In projectile motion, parametric equations are crucial for describing the path of an object in flight. They express the position coordinates \((x, y)\) in terms of a third variable, time \(t\). For a projectile fired from level ground, the equations are given by:

• Horizontal position: \(x = (v_{0} \cos \alpha)t\)
• Vertical position: \(y = -16t^2 + (v_{0} \sin \alpha)t\)

These equations let us separately handle horizontal and vertical motions. The first equation focuses on horizontal distance, driven by the component \(v_{0} \cos \alpha\). The second equation captures the vertical component, which is influenced by gravity \(-16t^2\) and the initial vertical velocity \((v_{0} \sin \alpha)t\). Understanding these components helps predict where the projectile will land.

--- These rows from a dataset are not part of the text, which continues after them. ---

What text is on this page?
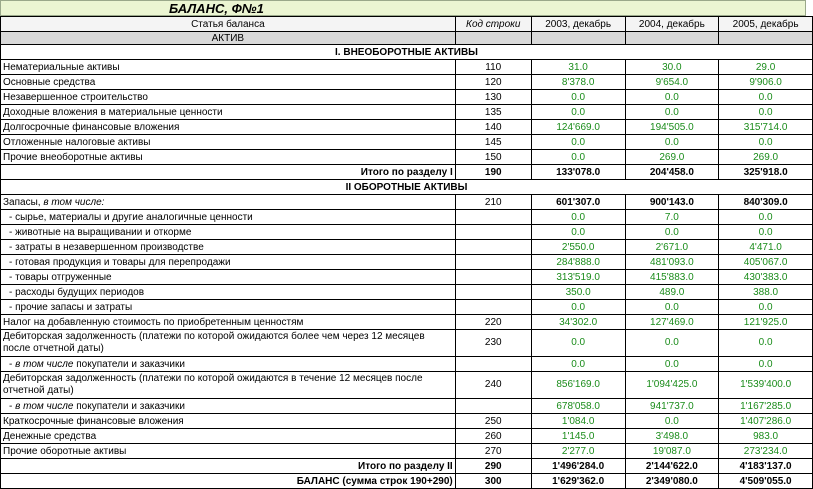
БАЛАНС, Ф№1
Статья баланса	Код строки	2003, декабрь	2004, декабрь	2005, декабрь
АКТИВ				
I. ВНЕОБОРОТНЫЕ АКТИВЫ				
Нематериальные активы	110	31.0	30.0	29.0
Основные средства	120	8'378.0	9'654.0	9'906.0
Незавершенное строительство	130	0.0	0.0	0.0
Доходные вложения в материальные ценности	135	0.0	0.0	0.0
Долгосрочные финансовые вложения	140	124'669.0	194'505.0	315'714.0
Отложенные налоговые активы	145	0.0	0.0	0.0
Прочие внеоборотные активы	150	0.0	269.0	269.0
Итого по разделу I	190	133'078.0	204'458.0	325'918.0
II ОБОРОТНЫЕ АКТИВЫ				
Запасы, в том числе:	210	601'307.0	900'143.0	840'309.0
- сырье, материалы и другие аналогичные ценности		0.0	7.0	0.0
- животные на выращивании и откорме		0.0	0.0	0.0
- затраты в незавершенном производстве		2'550.0	2'671.0	4'471.0
- готовая продукция и товары для перепродажи		284'888.0	481'093.0	405'067.0
- товары отгруженные		313'519.0	415'883.0	430'383.0
- расходы будущих периодов		350.0	489.0	388.0
- прочие запасы и затраты		0.0	0.0	0.0
Налог на добавленную стоимость по приобретенным ценностям	220	34'302.0	127'469.0	121'925.0
Дебиторская задолженность (платежи по которой ожидаются более чем через 12 месяцев после отчетной даты)	230	0.0	0.0	0.0
- в том числе покупатели и заказчики		0.0	0.0	0.0
Дебиторская задолженность (платежи по которой ожидаются в течение 12 месяцев после отчетной даты)	240	856'169.0	1'094'425.0	1'539'400.0
- в том числе покупатели и заказчики		678'058.0	941'737.0	1'167'285.0
Краткосрочные финансовые вложения	250	1'084.0	0.0	1'407'286.0
Денежные средства	260	1'145.0	3'498.0	983.0
Прочие оборотные активы	270	2'277.0	19'087.0	273'234.0
Итого по разделу II	290	1'496'284.0	2'144'622.0	4'183'137.0
БАЛАНС (сумма строк 190+290)	300	1'629'362.0	2'349'080.0	4'509'055.0
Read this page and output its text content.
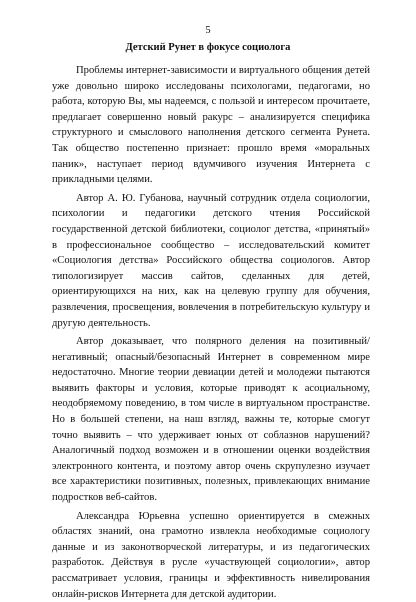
5
Детский Рунет в фокусе социолога

Проблемы интернет-зависимости и виртуального общения детей уже довольно широко исследованы психологами, педагогами, но работа, которую Вы, мы надеемся, с пользой и интересом прочитаете, предлагает совершенно новый ракурс – анализируется специфика структурного и смыслового наполнения детского сегмента Рунета. Так общество постепенно признает: прошло время «моральных паник», наступает период вдумчивого изучения Интернета с прикладными целями.

Автор А. Ю. Губанова, научный сотрудник отдела социологии, психологии и педагогики детского чтения Российской государственной детской библиотеки, социолог детства, «принятый» в профессиональное сообщество – исследовательский комитет «Социология детства» Российского общества социологов. Автор типологизирует массив сайтов, сделанных для детей, ориентирующихся на них, как на целевую группу для обучения, развлечения, просвещения, вовлечения в потребительскую культуру и другую деятельность.

Автор доказывает, что полярного деления на позитивный/негативный; опасный/безопасный Интернет в современном мире недостаточно. Многие теории девиации детей и молодежи пытаются выявить факторы и условия, которые приводят к асоциальному, неодобряемому поведению, в том числе в виртуальном пространстве. Но в большей степени, на наш взгляд, важны те, которые смогут точно выявить – что удерживает юных от соблазнов нарушений? Аналогичный подход возможен и в отношении оценки воздействия электронного контента, и поэтому автор очень скрупулезно изучает все характеристики позитивных, полезных, привлекающих внимание подростков веб-сайтов.

Александра Юрьевна успешно ориентируется в смежных областях знаний, она грамотно извлекла необходимые социологу данные и из законотворческой литературы, и из педагогических разработок. Действуя в русле «участвующей социологии», автор рассматривает условия, границы и эффективность нивелирования онлайн-рисков Интернета для детской аудитории.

The trajectory of a projectile under the effect of gravity is parabolic. This parabola stems from the parametric equations where the vertical motion is subject to constant acceleration due to gravity, while horizontal motion has a constant velocity.
To prove the parabola shape, eliminate \(t\) from the equations. Substitute \(t = \frac{x}{v_{0} \cos \alpha}\) into the equation for \(y\), creating a relation between \(x\) and \(y\):\[ y = -\frac{16x^2}{(v_0^2 \cos^2 \alpha)} + x \tan \alpha \]This quadratic relationship confirms the path is parabolic. The negative coefficient of \(x^2\) demonstrates the typical downward curvature of a parabola due to gravity's effect on the projectile.

Trigonometric identities play a crucial role in simplifying expressions in projectile motion. Particularly, the identity \(2 \sin \alpha \cos \alpha = \sin 2\alpha\) transforms expressions, simplifying the calculations for range.
In the step for finding range, the formula simplifies using this identity:\[ x = \frac{v_0^2}{32} \sin 2\alpha \]By recognizing \( \sin 2\alpha \) as \( 2 \sin \alpha \cos \alpha \), we seamlessly transition from a longer expression to a compact form. Such identities often unlock simpler solutions, providing better insights into the problem, especially when analyzing angles and maximizing other parameters.

Maximizing the range of a projectile is a common goal, and for a given initial velocity, this involves finding the optimal launch angle. The formula for range is given by:\[ x = \frac{v_0^2}{32} \sin 2\alpha \]To achieve maximum range, \(\sin 2\alpha\) should hit its peak value, which is 1. This occurs when \(2\alpha = 90^\circ\), thus making the ideal launch angle \(\alpha = 45^\circ\).
Launching at \(45^\circ\) essentially balances the vertical and horizontal components, providing the longest possible distance. Therefore, understanding this relationship helps optimize strategies where range is crucial, such as in sports or engineering applications where projectiles are used.